According to a new advisory by Group-IB, the software used as part of these attacks is not compromised. Instead, the threat actors found a way to download the tool from the official website and use it in their attacks.
“According to our data, MuddyWater used SimpleHelp for the first time on June 30 2022. At the time of writing, the group has at least eight servers on which they have SimpleHelp installed,” explained Group-IB senior threat analyst Nikita Rostovtsev.
Read more on MuddyWater: CISA Issues MuddyWater Warning
The SimpleHelp client installed on victim devices can be run constantly as a system service, enabling attackers to access the user’s device at any point, including after a reboot.

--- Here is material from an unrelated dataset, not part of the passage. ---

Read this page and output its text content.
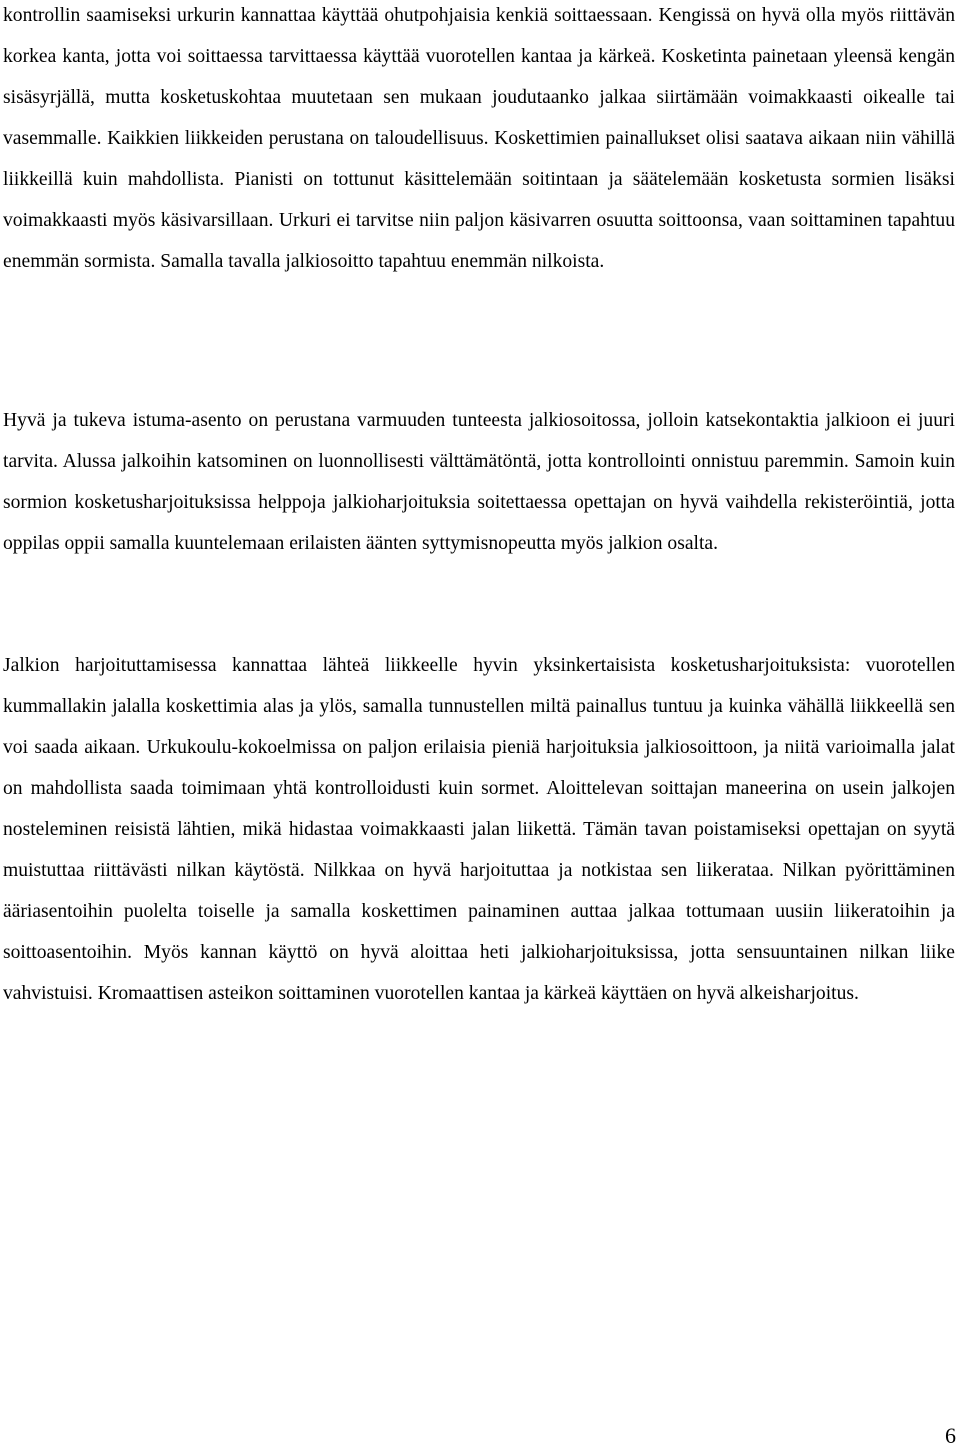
kontrollin saamiseksi urkurin kannattaa käyttää ohutpohjaisia kenkiä soittaessaan. Kengissä on hyvä olla myös riittävän korkea kanta, jotta voi soittaessa tarvittaessa käyttää vuorotellen kantaa ja kärkeä. Kosketinta painetaan yleensä kengän sisäsyrjällä, mutta kosketuskohtaa muutetaan sen mukaan joudutaanko jalkaa siirtämään voimakkaasti oikealle tai vasemmalle. Kaikkien liikkeiden perustana on taloudellisuus. Koskettimien painallukset olisi saatava aikaan niin vähillä liikkeillä kuin mahdollista. Pianisti on tottunut käsittelemään soitintaan ja säätelemään kosketusta sormien lisäksi voimakkaasti myös käsivarsillaan. Urkuri ei tarvitse niin paljon käsivarren osuutta soittoonsa, vaan soittaminen tapahtuu enemmän sormista. Samalla tavalla jalkiosoitto tapahtuu enemmän nilkoista.

Hyvä ja tukeva istuma-asento on perustana varmuuden tunteesta jalkiosoitossa, jolloin katsekontaktia jalkioon ei juuri tarvita. Alussa jalkoihin katsominen on luonnollisesti välttämätöntä, jotta kontrollointi onnistuu paremmin. Samoin kuin sormion kosketusharjoituksissa helppoja jalkioharjoituksia soitettaessa opettajan on hyvä vaihdella rekisteröintiä, jotta oppilas oppii samalla kuuntelemaan erilaisten äänten syttymisnopeutta myös jalkion osalta.

Jalkion harjoituttamisessa kannattaa lähteä liikkeelle hyvin yksinkertaisista kosketusharjoituksista: vuorotellen kummallakin jalalla koskettimia alas ja ylös, samalla tunnustellen miltä painallus tuntuu ja kuinka vähällä liikkeellä sen voi saada aikaan. Urkukoulu-kokoelmissa on paljon erilaisia pieniä harjoituksia jalkiosoittoon, ja niitä varioimalla jalat on mahdollista saada toimimaan yhtä kontrolloidusti kuin sormet. Aloittelevan soittajan maneerina on usein jalkojen nosteleminen reisistä lähtien, mikä hidastaa voimakkaasti jalan liikettä. Tämän tavan poistamiseksi opettajan on syytä muistuttaa riittävästi nilkan käytöstä. Nilkkaa on hyvä harjoituttaa ja notkistaa sen liikerataa. Nilkan pyörittäminen ääriasentoihin puolelta toiselle ja samalla koskettimen painaminen auttaa jalkaa tottumaan uusiin liikeratoihin ja soittoasentoihin. Myös kannan käyttö on hyvä aloittaa heti jalkioharjoituksissa, jotta sensuuntainen nilkan liike vahvistuisi. Kromaattisen asteikon soittaminen vuorotellen kantaa ja kärkeä käyttäen on hyvä alkeisharjoitus.

6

“In addition to connecting remotely, SimpleHelp operators can execute various commands on the victim’s device, including those that require administrator privileges,” Rostovtsev said. “SimpleHelp operators can also use the command ‘Connect in Terminal Mode’ to take control of the target device covertly.”
Group-IB clarified that the initial infection method is currently unknown, but the team suspects it may be phishing.
“We can assume that the group sends out phishing emails containing links to file storage systems such as Onedrive or Onehub to download SimpleHelp installers,” reads the advisory.
Rostovtsev also explained that, during the latest analysis of MuddyWater, Group-IB discovered previously unknown infrastructure and some publicly known IP addresses used by the attackers.
“Information security specialists can use the ETag hashes mentioned in this article and search for malicious servers using search engines such as Censys or Shodan,” the security expert explained.
Further, companies should use corporate email security tools to prevent various threat groups from using email as an attack vector.